There has also been an improvement in the diets of the developing countries of Asia and the Pacific, where per capita daily calorie intake increased from 2 530 to 2 670 kcal between 1990-1992 and 2001-2003. Education and the change in status of women have contributed significantly to reducing child malnutrition, FAO said. “The importance of agriculture to the macroeconomy and to the poor clearly indicates that investment in agriculture needs to be accelerated and strengthened”, declared Dr Diouf.


The region's agricultural economy continues to diversify, with vegetable production up 90 percent, oilseeds up 60 percent and fruit up 55 percent between 1994 and 2004. The developing countries of Asia now have the world's highest growth rates for the production and consumption of food derived from livestock. Poultry production grew by 73 percent and egg production by 63 percent between 1994 and 2004.

Aquaculture production rose by 114 percent between 1994 and 2004 and accounts for 91 percent of the world total. Capture fisheries, on the other hand, only increased by 6 percent because of overfishing of the region’s marine resources.

The growth in food and agriculture production has helped raise the incomes of farmers and the wages of unskilled labourers. Poor consumers have had access to more affordable food supplies. Poverty and hunger have declined and the standard of living in the region has improved.


Agricultural commodity exports from Asia and the Pacific amounted to US$218.2 billion in 2004, which was 10.9 percent higher than the previous year. At the same time, agricultural commodity imports amounted to US$231.8 billion, which represented an increase of 15.6 percent. The balance of trade in agricultural commodities was therefore in deficit by US$13.6 billion in 2004, three times the deficit of 2003.

Forests of Asia and the Pacific are an important source of livelihood for approximately half a billion people, and the region is the world's leading exporter of tropical timber. Asia, as a region, managed to reverse the alarming trend of deforestation and to post a modest gain in forest cover during the 2000-2005 period, thanks to the vast reforestation campaigns waged by China.


It is truly a challenge to constantly increase agricultural production to meet the demands of an ever growing population without undermining the viability of the natural resource base upon which that production depends, FAO said.

Forests are cleared, capture fisheries are depleted, arsenic infiltrates groundwater and threatens people's health and fertilizer runoff creates dead zones in water bodies. Such trends must be curbed if we are to assure the sustainability of agriculture in the region. Science, technology and capacity building have a crucial role to play in meeting this challenge.

Another key challenge facing the region is the liberalization of trade in agricultural commodities and its impact on food security and the alleviation of poverty. The meetings that took place in Hong Kong served to make progress in the agricultural sector, notably agreement on a specific date – 2013 – by which to put an end to export subsidies. While other activities will be needed to turn the Doha Round into a genuine development programme, advances in technology and bilateral agreements mean that trade will continue to grow regardless of the outcome of future negotiations.

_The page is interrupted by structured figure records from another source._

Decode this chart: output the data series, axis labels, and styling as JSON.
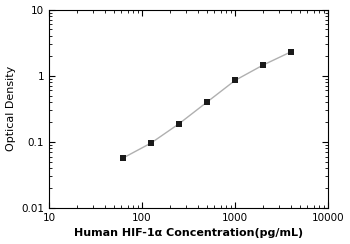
{
  "x_data": [
    62.5,
    125,
    250,
    500,
    1000,
    2000,
    4000
  ],
  "y_data": [
    0.057,
    0.096,
    0.188,
    0.4,
    0.85,
    1.45,
    2.3
  ],
  "xlim": [
    10,
    10000
  ],
  "ylim": [
    0.01,
    10
  ],
  "xlabel": "Human HIF-1α Concentration(pg/mL)",
  "ylabel": "Optical Density",
  "line_color": "#b0b0b0",
  "marker_color": "#1a1a1a",
  "marker": "s",
  "marker_size": 4.5,
  "line_width": 1.0,
  "xlabel_fontsize": 8,
  "ylabel_fontsize": 8,
  "tick_fontsize": 7.5,
  "ytick_labels": [
    "0.01",
    "0.1",
    "1",
    "10"
  ],
  "ytick_vals": [
    0.01,
    0.1,
    1,
    10
  ],
  "xtick_vals": [
    10,
    100,
    1000,
    10000
  ],
  "xtick_labels": [
    "10",
    "100",
    "1000",
    "10000"
  ]
}
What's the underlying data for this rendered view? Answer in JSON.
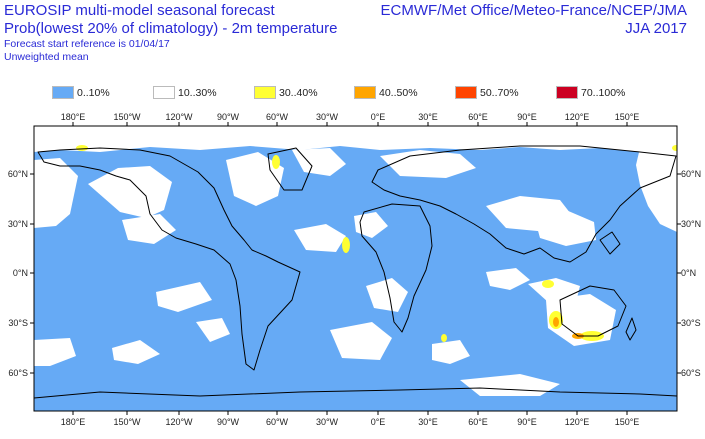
{
  "header": {
    "title_line1": "EUROSIP multi-model seasonal forecast",
    "title_line2": "Prob(lowest 20% of climatology) - 2m temperature",
    "start_ref": "Forecast start reference is 01/04/17",
    "mean_type": "Unweighted mean",
    "centres": "ECMWF/Met Office/Meteo-France/NCEP/JMA",
    "season": "JJA 2017"
  },
  "legend": [
    {
      "label": "0..10%",
      "color": "#66aaf5"
    },
    {
      "label": "10..30%",
      "color": "#ffffff"
    },
    {
      "label": "30..40%",
      "color": "#ffff33"
    },
    {
      "label": "40..50%",
      "color": "#ffa500"
    },
    {
      "label": "50..70%",
      "color": "#ff4400"
    },
    {
      "label": "70..100%",
      "color": "#cc0022"
    }
  ],
  "axes": {
    "lon_ticks": [
      "180°E",
      "150°W",
      "120°W",
      "90°W",
      "60°W",
      "30°W",
      "0°E",
      "30°E",
      "60°E",
      "90°E",
      "120°E",
      "150°E"
    ],
    "lat_ticks": [
      "60°N",
      "30°N",
      "0°N",
      "30°S",
      "60°S"
    ]
  }
}
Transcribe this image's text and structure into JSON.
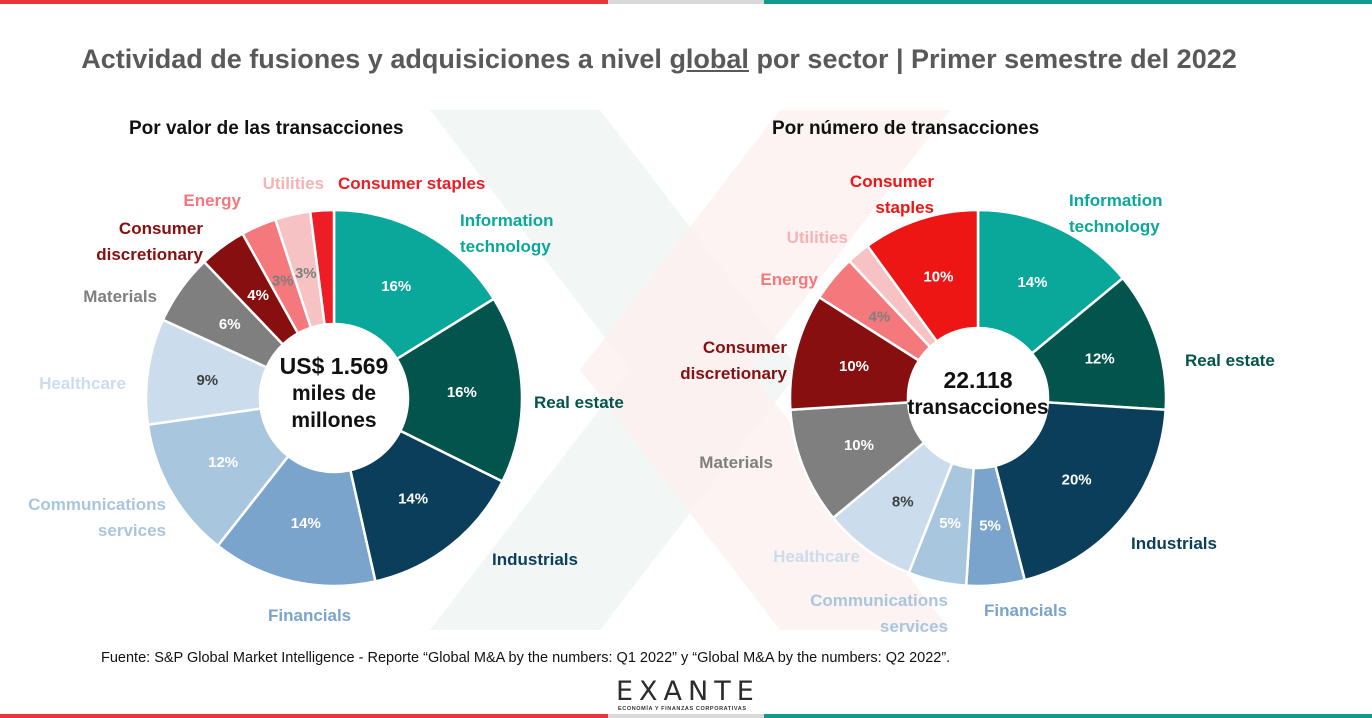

“Only nine years separate us from 2015, the date by which the world's leaders pledged to halve hunger and extreme poverty. Despite this commitment, the state of hunger and malnutrition in the world remains as distressing as in 1996, when the World Food Summit was held. At this half-way stage, it now seems that unless we redouble our efforts in the next years, our objective will not be attained until 2150”, concluded Dr Diouf.

Today President Susilo Bambang Yudhoyono of Indonesia inaugurated the opening ceremony of the FAO conference in Jakarta – attended by ministers and senior government officials of 30 Asia-Pacific countries and a large number of international organizations and NGOs/CSOs as observers.